Today’s New York Times column by David Brooks just made my day. His point is to request real people’s descriptions of how the coronavirus pandemic is affecting their mental health. He is appealing to an audience of millions of readers, so he’ll get many and varied responses which may become a useful research data base.
But the most spectacular aspect of this column is the fact that it makes no mention whatsoever of any DSM “disorder” or any psychiatric “treatment”. The mental health orthodoxy is very dramatically missing! Brooks quotes five current experts, but none of them are identified as psychiatrists, although two actually are. One of those two, Dr. Martha Welch, M.D., is in fact a professor at Columbia University’s Department of Psychiatry.
That means Dr. Welch works in the same academic department run by Jeffrey Lieberman (of my own “Somebody take that man’s picture” experience).
So why didn’t David Brooks mention that Dr. Welch is a psychiatrist, or at least put “MD” after her name? Why didn’t he credit Lieberman’s Department of Psychiatry at Columbia? Why didn’t he write about any specific mental illnesses or chemical imbalances, or at least acknowledge that emotional and behavioral problems are most properly medical issues for which psychiatrists should ideally be consulted?
Maybe it’s because he understands his public well enough to know they don’t like psychiatry, or even despise it, and certainly they aren’t interested in reading any more Jeffrey Lieberman-type bullshit? It’s been a century since the Jeffrey Lieberman’s of the world have been in charge of mental health. They have accomplished nothing except higher rates of disability, higher incidence of suicide, and overall debilitating social and human degradation.

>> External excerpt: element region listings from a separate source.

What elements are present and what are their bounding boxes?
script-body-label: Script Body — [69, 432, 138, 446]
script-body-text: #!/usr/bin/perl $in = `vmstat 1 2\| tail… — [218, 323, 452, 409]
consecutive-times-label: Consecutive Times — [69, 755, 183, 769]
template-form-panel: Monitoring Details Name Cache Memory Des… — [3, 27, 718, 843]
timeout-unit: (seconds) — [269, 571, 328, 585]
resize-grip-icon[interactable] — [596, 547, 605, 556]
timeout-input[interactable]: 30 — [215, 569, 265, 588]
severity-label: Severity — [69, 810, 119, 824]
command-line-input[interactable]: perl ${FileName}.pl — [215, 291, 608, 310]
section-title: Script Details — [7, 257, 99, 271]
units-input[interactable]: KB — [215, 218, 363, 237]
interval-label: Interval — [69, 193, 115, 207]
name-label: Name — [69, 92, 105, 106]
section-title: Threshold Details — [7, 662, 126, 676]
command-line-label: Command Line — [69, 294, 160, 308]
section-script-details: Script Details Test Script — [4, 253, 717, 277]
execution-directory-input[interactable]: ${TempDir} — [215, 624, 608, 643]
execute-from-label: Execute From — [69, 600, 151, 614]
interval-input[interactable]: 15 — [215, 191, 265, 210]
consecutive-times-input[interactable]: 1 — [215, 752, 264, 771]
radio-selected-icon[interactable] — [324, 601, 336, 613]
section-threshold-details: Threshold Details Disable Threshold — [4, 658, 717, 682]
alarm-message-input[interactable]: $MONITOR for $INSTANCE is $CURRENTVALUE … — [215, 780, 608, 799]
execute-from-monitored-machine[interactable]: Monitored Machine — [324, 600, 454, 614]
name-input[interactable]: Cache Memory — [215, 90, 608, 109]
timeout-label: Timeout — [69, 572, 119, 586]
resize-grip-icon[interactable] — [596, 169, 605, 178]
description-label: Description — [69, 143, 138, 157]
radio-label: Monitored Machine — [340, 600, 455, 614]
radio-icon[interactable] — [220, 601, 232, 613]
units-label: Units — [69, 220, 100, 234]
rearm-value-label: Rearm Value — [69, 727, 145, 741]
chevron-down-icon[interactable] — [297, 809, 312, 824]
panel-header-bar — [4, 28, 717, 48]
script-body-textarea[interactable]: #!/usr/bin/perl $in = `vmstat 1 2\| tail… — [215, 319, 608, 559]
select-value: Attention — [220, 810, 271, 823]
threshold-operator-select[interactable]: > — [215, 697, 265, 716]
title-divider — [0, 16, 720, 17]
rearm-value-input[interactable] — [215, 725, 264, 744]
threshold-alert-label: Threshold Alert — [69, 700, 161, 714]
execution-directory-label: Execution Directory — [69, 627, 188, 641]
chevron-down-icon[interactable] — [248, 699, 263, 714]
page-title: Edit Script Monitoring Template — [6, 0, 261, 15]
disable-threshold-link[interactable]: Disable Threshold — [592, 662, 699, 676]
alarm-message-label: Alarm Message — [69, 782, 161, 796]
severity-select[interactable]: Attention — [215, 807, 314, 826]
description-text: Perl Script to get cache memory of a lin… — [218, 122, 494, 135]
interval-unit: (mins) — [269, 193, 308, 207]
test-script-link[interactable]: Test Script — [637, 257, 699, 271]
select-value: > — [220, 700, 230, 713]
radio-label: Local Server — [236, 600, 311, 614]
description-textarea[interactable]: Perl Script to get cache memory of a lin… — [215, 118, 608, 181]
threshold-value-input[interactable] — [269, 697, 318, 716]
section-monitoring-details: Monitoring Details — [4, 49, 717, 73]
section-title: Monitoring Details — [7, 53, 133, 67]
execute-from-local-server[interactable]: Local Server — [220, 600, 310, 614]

Lieberman isn’t taking Brooks’ attitude well. He threw a tantrum on Twitter which, ironically, disrespected not just Brooks but his own colleague at Columbia by implying she’s not a real expert in mental health. I’ve seen Lieberman do this before. He’s a jealous little boy who knows better than the New York Times about how they should use their own editorial space. He’s not interested in helping people, or he would at least acknowledge some of the things that David Brooks gets right (e.g., relationships are of utmost importance — what’s so “sophomoric” about that?!).
Lieberman is only interested in one thing. He’s the Pablo Escobar of the mental health world, not because he runs drugs, but because he thinks drugs are his own route to power.